The times that I have had to avoid such a dog, its angle of attack was such that my bike handling skills were much more important than my cadence. All you really have to do is ride out of the perimeter they view as their area to be protected.
For the record - here are the fastest/slowest dog speeds - you think you can out ride some of them? There is no guarantee that your nemesis will be a Shih Tzu.
Bouncing is a natural occurrence. Your mass on the bike along with elasticity in the system creates a under-damped resonant system. If the driving force of pedaling is of the same frequency, bouncing will occur. By minimizing the driving force with good pedaling technique and controlling its phase relative to the bouncing, you can greatly reduce bouncing.
FWIW, in certain situations either in group or solo road rides, I will find myself naturally pedaling around 100-110 rpm.
@macnuts Great to see you completing some of our skill based workouts and that they have been hugely beneficial. Cadence is a skill that takes practice and we get better over time. You can break down the technique into two main parts.
First- Muscle recruitment. of your core (Abs, Back and Glutes) The core must remain strong, engaged and stable the entire time. Constant thought must be given to pulling your belly button towards your spine. The Glutes are your power source. Another key is to keep the back straight. Pressure on the glutes should remain to keep in contact with the saddle at all times.
Second- Application of positive torque.
Break down your cadence into 4 quadrants/phases- Focus on pushing forward across the top, pushing down on the down stroke, across the bottom stroke use the analogy of scrapping mud off your foot and on the up stroke pulling up. If you wait too long to pull back you will bounce in the saddle. Cadence is always about remaining smooth!
You may be someone who is relatively smooth through each phase of the pedal stroke, you may also be someone who largely pushes or pulls on the pedals. No matter what type of pedal stroke you possess the goal is to be as smooth as possible by reducing negative torque and pedaling in a complete circle.

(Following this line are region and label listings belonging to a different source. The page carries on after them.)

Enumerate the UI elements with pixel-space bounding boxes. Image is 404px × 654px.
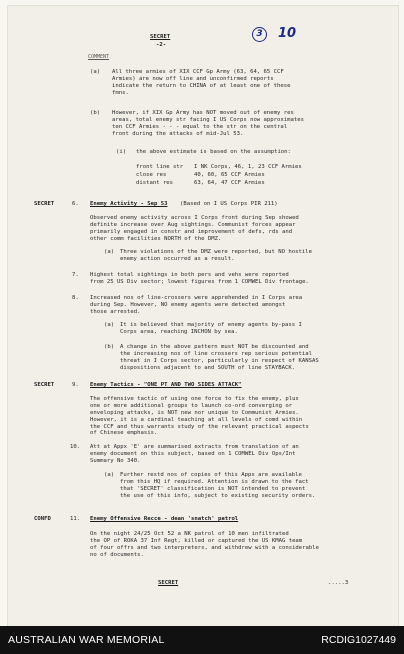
- text-line: no of documents.: [90, 551, 144, 558]
- text-line: dispositions adjacent to and SOUTH of line STAYBACK.: [120, 364, 296, 371]
- text-line: All three armies of XIX CCF Gp Army (63, 64, 65 CCF: [112, 69, 284, 75]
- text-line: the use of this info, subject to existing security orders.: [120, 492, 316, 499]
- section-9-text: [90, 396, 309, 437]
- section-9-number: 9.: [72, 382, 79, 388]
- text-line: those arrested.: [90, 308, 141, 315]
- section-6-a-label: (a): [104, 249, 115, 255]
- text-line: Summary No 340.: [90, 457, 141, 464]
- text-line: from 25 US Div sector; lowest figures from 1 COMWEL Div frontage.: [90, 278, 309, 285]
- text-line: It is believed that majority of enemy agents by-pass I: [120, 322, 302, 328]
- section-10-number: 10.: [70, 444, 81, 450]
- section-11-number: 11.: [70, 516, 81, 522]
- section-9-classification: SECRET: [34, 382, 55, 388]
- para-b-i-label: (i): [116, 149, 127, 155]
- para-b-label: (b): [90, 110, 101, 116]
- text-line: Increased nos of line-crossers were apprehended in I Corps area: [90, 295, 303, 301]
- section-6-number: 6.: [72, 201, 79, 207]
- section-6-a-text: [120, 249, 312, 263]
- continuation-marker: .....3: [328, 580, 349, 586]
- section-8-text: [90, 295, 302, 316]
- classification-bottom: SECRET: [158, 580, 179, 586]
- estimate-label: distant res: [136, 180, 174, 186]
- text-line: However, it is a cardinal teaching at all levels of comd within: [90, 416, 303, 423]
- text-line: definite increase over Aug sightings. Communist forces appear: [90, 221, 296, 228]
- estimate-label: close res: [136, 172, 167, 178]
- text-line: enveloping attacks, is NOT new nor unique to Communist Armies.: [90, 409, 299, 416]
- section-10-a-text: [120, 472, 315, 500]
- para-a-text: [112, 69, 291, 97]
- section-6-classification: SECRET: [34, 201, 55, 207]
- text-line: ten CCF Armies - - - equal to the str on the central: [112, 123, 288, 130]
- text-line: primarily engaged in constr and improvement of defs, rds and: [90, 228, 293, 235]
- handwritten-circled-number: 3: [252, 27, 267, 42]
- section-11-heading: Enemy Offensive Recce - dean 'snatch' patrol: [90, 516, 239, 522]
- archive-record-id: RCDIG1027449: [321, 634, 396, 646]
- text-line: that 'SECRET' classification is NOT intended to prevent: [120, 485, 306, 492]
- text-line: enemy document on this subject, based on 1 COMWEL Div Ops/Int: [90, 450, 296, 457]
- estimate-label: front line str: [136, 164, 184, 170]
- para-b-i-text: the above estimate is based on the assumption:: [136, 149, 291, 155]
- section-9-heading: Enemy Tactics - "ONE PT AND TWO SIDES ATTACK": [90, 382, 242, 388]
- text-line: On the night 24/25 Oct 52 a NK patrol of 10 men infiltrated: [90, 531, 289, 537]
- page-number: -2-: [156, 42, 167, 48]
- text-line: the CCF and thus warrants study of the relevant practical aspects: [90, 423, 309, 430]
- classification-top: SECRET: [150, 34, 171, 40]
- handwritten-page-number: 10: [278, 26, 297, 41]
- estimate-value: 40, 60, 65 CCF Armies: [194, 172, 265, 178]
- archive-name: AUSTRALIAN WAR MEMORIAL: [8, 634, 165, 646]
- section-8-b-text: [120, 344, 319, 372]
- section-11-classification: CONFD: [34, 516, 51, 522]
- para-a-label: (a): [90, 69, 101, 75]
- text-line: the OP of ROKA 37 Inf Regt, killed or captured the US KMAG team: [90, 537, 303, 544]
- text-line: Att at Appx 'E' are summarised extracts from translation of an: [90, 444, 299, 450]
- text-line: from this HQ if required. Attention is drawn to the fact: [120, 478, 309, 485]
- estimate-value: I NK Corps, 46, 1, 23 CCF Armies: [194, 164, 302, 170]
- text-line: one or more additional groups to launch co-ord converging or: [90, 402, 293, 409]
- text-line: The offensive tactic of using one force to fix the enemy, plus: [90, 396, 299, 402]
- text-line: enemy action occurred as a result.: [120, 255, 235, 262]
- section-8-a-label: (a): [104, 322, 115, 328]
- section-6-heading-note: (Based on I US Corps PIR 211): [180, 201, 278, 207]
- text-line: Highest total sightings in both pers and vehs were reported: [90, 272, 289, 278]
- comment-label: COMMENT: [88, 54, 110, 60]
- estimate-value: 63, 64, 47 CCF Armies: [194, 180, 265, 186]
- text-line: front during the attacks of mid-Jul 53.: [112, 130, 244, 137]
- text-line: threat in I Corps sector, particularly in respect of KANSAS: [120, 357, 319, 364]
- section-11-text: [90, 531, 319, 559]
- text-line: areas, total enemy str facing I US Corps now approximates: [112, 116, 304, 123]
- section-7-text: [90, 272, 309, 286]
- text-line: Observed enemy activity across I Corps front during Sep showed: [90, 215, 299, 221]
- text-line: the increasing nos of line crossers rep serious potential: [120, 350, 312, 357]
- section-6-heading: Enemy Activity - Sep 53: [90, 201, 168, 207]
- text-line: during Sep. However, NO enemy agents were detected amongst: [90, 301, 286, 308]
- text-line: other comm facilities NORTH of the DMZ.: [90, 235, 222, 242]
- text-line: of Chinese emphasis.: [90, 430, 158, 437]
- para-b-text: [112, 110, 304, 138]
- section-8-number: 8.: [72, 295, 79, 301]
- archive-footer-bar: [0, 626, 404, 654]
- text-line: fmns.: [112, 89, 129, 96]
- section-8-a-text: [120, 322, 302, 336]
- text-line: indicate the return to CHINA of at least one of these: [112, 82, 291, 89]
- document-page: [8, 6, 398, 626]
- section-10-text: [90, 444, 299, 465]
- section-6-text: [90, 215, 299, 243]
- text-line: However, if XIX Gp Army has NOT moved out of enemy res: [112, 110, 294, 116]
- text-line: of four offrs and two interpreters, and withdrew with a considerable: [90, 544, 320, 551]
- text-line: Corps area, reaching INCHON by sea.: [120, 328, 238, 335]
- text-line: Armies) are now off line and unconfirmed reports: [112, 75, 274, 82]
- section-8-b-label: (b): [104, 344, 115, 350]
- text-line: Further restd nos of copies of this Appx are available: [120, 472, 302, 478]
- text-line: Three violations of the DMZ were reported, but NO hostile: [120, 249, 312, 255]
- section-7-number: 7.: [72, 272, 79, 278]
- text-line: A change in the above pattern must NOT be discounted and: [120, 344, 309, 350]
- section-10-a-label: (a): [104, 472, 115, 478]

Single leg pedaling drills can be extremely beneficial for identifying and remedying any quadrant weaknesses. It really comes down to practice and over time you will be able to increase the speed of your cadence. Your goal is to always pedal in circles with no dead spaces while eliminating the negative torque.
Coach: I wonder if “pulling your belly button towards your spine” is what one should really focus on. When I ride (or lift), I focus on bracing my core for stability. That feels a lot more like pushing out my waistband all around. Bracing my core engages a lot more muscle than just pulling my belly button back and provides a lot more stability. In fact, after my trainer taught me the difference, I stopped hurting my back all the time and also became a stronger rider almost immediately. In my research on the topic, it seems like the belly button thing is an old idea that either was never quite right or that was inappropriately extended from a single instance where it was helpful to represent “bracing the core”—which is really a wholly different thing.
So I wonder if that’s really what you mean and if I’m missing something.